The camp Jasenovac, was established already in summer 1941, after the foundation of the pro-Fascist Independent State of Croatia. It lied on the river Sava and included five camps, four near the village Jasenovac, and the fifth a bit down the river, near the place Stara Gradiška. Most of the camp was formed on a confiscated estate which included a brick factory, a chains producing factory, sawmill, and an electric plant. Upon opening of the camp the arriving prisoners were sent to work in those factories. The camp in Stara Gradiška was situated in an old fortress, once prison, and there Ustashe opened about fifty artisans' workshops, among which were: ceramic workshop, engraving workshop, sign painting workshop and others. The idea to open such workshops actually came from the Jewish community in Osijek which paid for necessary tools, all in hope to save the imprisoned Jews from the heaviest physical work and certain death. In those craft workshops worked about 500 Jews under somewhat better conditions then they were in Jasenovac itself. According to the memoirs of one of the survivors, in 1942 there were six prisoners in the ceramic workshop among which two painters and a sculptor. One of those painters was Daniel Ozmo.

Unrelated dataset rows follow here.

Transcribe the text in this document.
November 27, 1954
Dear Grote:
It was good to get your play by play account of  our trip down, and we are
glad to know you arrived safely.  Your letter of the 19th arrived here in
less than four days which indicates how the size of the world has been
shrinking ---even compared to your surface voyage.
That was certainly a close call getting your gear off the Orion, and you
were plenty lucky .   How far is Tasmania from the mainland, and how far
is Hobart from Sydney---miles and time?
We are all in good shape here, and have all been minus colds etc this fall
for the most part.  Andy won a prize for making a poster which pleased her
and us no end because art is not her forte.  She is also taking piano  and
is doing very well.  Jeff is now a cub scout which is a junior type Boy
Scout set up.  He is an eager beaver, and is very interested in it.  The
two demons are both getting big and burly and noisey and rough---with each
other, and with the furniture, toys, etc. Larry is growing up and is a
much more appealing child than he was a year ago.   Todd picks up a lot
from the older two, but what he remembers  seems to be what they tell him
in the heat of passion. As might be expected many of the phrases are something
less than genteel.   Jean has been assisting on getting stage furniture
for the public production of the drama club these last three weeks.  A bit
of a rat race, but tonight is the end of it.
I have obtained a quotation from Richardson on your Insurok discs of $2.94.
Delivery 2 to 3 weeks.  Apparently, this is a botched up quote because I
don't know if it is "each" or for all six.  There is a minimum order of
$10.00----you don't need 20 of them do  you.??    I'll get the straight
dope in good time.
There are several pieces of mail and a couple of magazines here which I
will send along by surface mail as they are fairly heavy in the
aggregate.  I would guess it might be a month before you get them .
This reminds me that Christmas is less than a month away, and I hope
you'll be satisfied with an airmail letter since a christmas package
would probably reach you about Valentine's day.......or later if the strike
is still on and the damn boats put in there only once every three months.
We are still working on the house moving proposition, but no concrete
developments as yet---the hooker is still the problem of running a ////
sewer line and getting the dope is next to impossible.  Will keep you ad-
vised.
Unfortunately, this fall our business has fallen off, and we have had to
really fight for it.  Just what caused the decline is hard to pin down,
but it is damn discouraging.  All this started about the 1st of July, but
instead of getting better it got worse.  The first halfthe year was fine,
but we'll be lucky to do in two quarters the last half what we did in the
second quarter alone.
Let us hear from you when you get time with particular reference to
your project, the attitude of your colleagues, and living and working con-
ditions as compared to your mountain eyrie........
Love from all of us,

As Bora Baruh drew in prisons in order to record what he saw and express his feelings, so did Ozmo. About twenty of his drawings were saved and they present today a precious legacy. Among them are several portraits of his friends from ceramic workshop, who drew him also. However, when we observe today his other works, knowing at the same time about the terrible atrocities performed in Jasenovac and cruel killings of Serbs, Jews, Gypsies and all the opponents of the Ustashe regime, Ozmo's drawings and watercolors seem to be calm, even pastoral, observing the scenes from large distance, from above…. Although he believed in the necessity of unification between art and life, as he proclaimed in Collegium Artisticum's manifest, it seems here, where the every-day camp life constantly included torture, suffering and death, he has chosen only art. It probably helped him to maintain sanity and to encourage other prisoners by telling them that the liberation is approaching, that partisan units are coming to free them. He was shot on September 5, 1942 for "spreading the alarming news." Few days before him, his mother, sister and brother were killed. None of Daniel Ozmo's family survived the war.